Politisch-ideologische Rückendeckung erhält der katalanische Separatismus seit 1999 von einer Fraktion im Europaparlament, in der Bündnis 90/Die Grünen starken Einfluss ausüben. Der Fraktion The Greens/European Free Alliance gehören Abgeordnete grüner Parteien, aber auch Abgeordnete von Mitgliedsparteien der European Free Alliance (EFA) an; bei letzteren handelt es sich um Parteien von Sprachminderheiten aus EU-Staaten. Eine der beiden Fraktionsvorsitzenden von The Greens/EFA ist die deutsche Grüne Ska Keller. In der EFA sind etwa katalanische Vereinigungen aktiv, darunter nicht nur eine Organisation aus der spanischen Autonomen Region Katalonien, sondern auch die Unitat Catalana aus Perpignan (Frankreich) sowie Parteien aus dem spanischen Valencia und von den Balearen. Die EFA ist damit pankatalanisch orientiert. Der gemeinsame Nenner all ihrer sonstigen Mitglieder ist allein der Bezug auf Sprach- bzw. Ethno-Minderheiten; zu ihren Mitgliedern gehören dabei neben sich als links einstufenden Parteien auch konservative und rechte Organisationen.

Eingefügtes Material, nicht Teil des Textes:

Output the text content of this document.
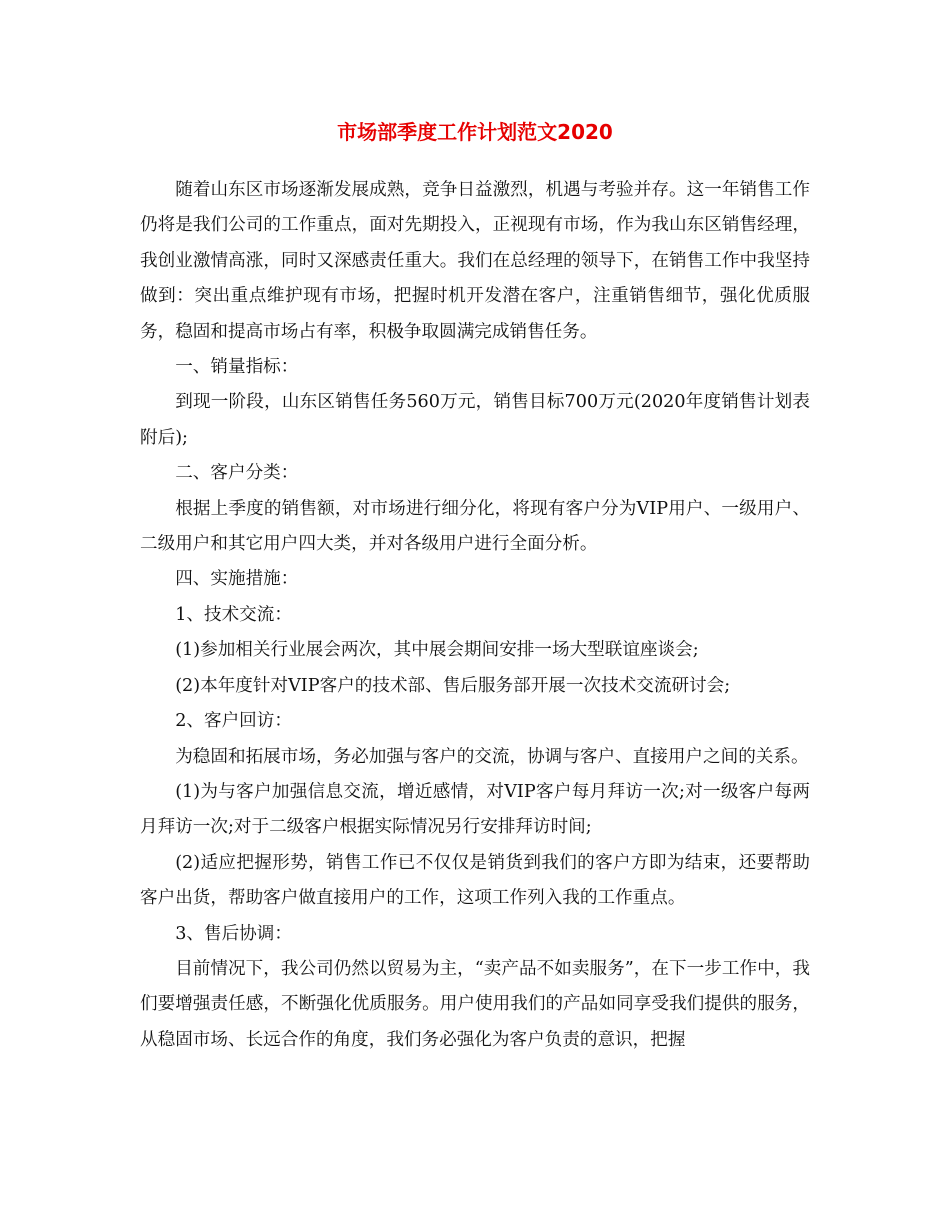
市场部季度工作计划范文2020

随着山东区市场逐渐发展成熟，竞争日益激烈，机遇与考验并存。这一年销售工作仍将是我们公司的工作重点，面对先期投入，正视现有市场，作为我山东区销售经理，我创业激情高涨，同时又深感责任重大。我们在总经理的领导下，在销售工作中我坚持做到：突出重点维护现有市场，把握时机开发潜在客户，注重销售细节，强化优质服务，稳固和提高市场占有率，积极争取圆满完成销售任务。

一、销量指标：

到现一阶段，山东区销售任务560万元，销售目标700万元(2020年度销售计划表附后);

二、客户分类：

根据上季度的销售额，对市场进行细分化，将现有客户分为VIP用户、一级用户、二级用户和其它用户四大类，并对各级用户进行全面分析。

四、实施措施：

1、技术交流：

(1)参加相关行业展会两次，其中展会期间安排一场大型联谊座谈会;

(2)本年度针对VIP客户的技术部、售后服务部开展一次技术交流研讨会;

2、客户回访：

为稳固和拓展市场，务必加强与客户的交流，协调与客户、直接用户之间的关系。

(1)为与客户加强信息交流，增近感情，对VIP客户每月拜访一次;对一级客户每两月拜访一次;对于二级客户根据实际情况另行安排拜访时间;

(2)适应把握形势，销售工作已不仅仅是销货到我们的客户方即为结束，还要帮助客户出货，帮助客户做直接用户的工作，这项工作列入我的工作重点。

3、售后协调：

目前情况下，我公司仍然以贸易为主，“卖产品不如卖服务”，在下一步工作中，我们要增强责任感，不断强化优质服务。用户使用我们的产品如同享受我们提供的服务，从稳固市场、长远合作的角度，我们务必强化为客户负责的意识，把握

EFA-Mitglieder sind zum Beispiel die Bayernpartei, die schlesische Autonomiebewegung Ruch Autonomii Slaska, diverse Deutschtums-Organisationen - etwa Unser Land aus dem Alsace (Frankreich) - und die konservative belgische Nieuw-Vlaamse Alliantie (N-VA), die langfristig den Austritt des niederländischsprachigen Landesteils (Flandern) aus dem belgischen Staat anstrebt.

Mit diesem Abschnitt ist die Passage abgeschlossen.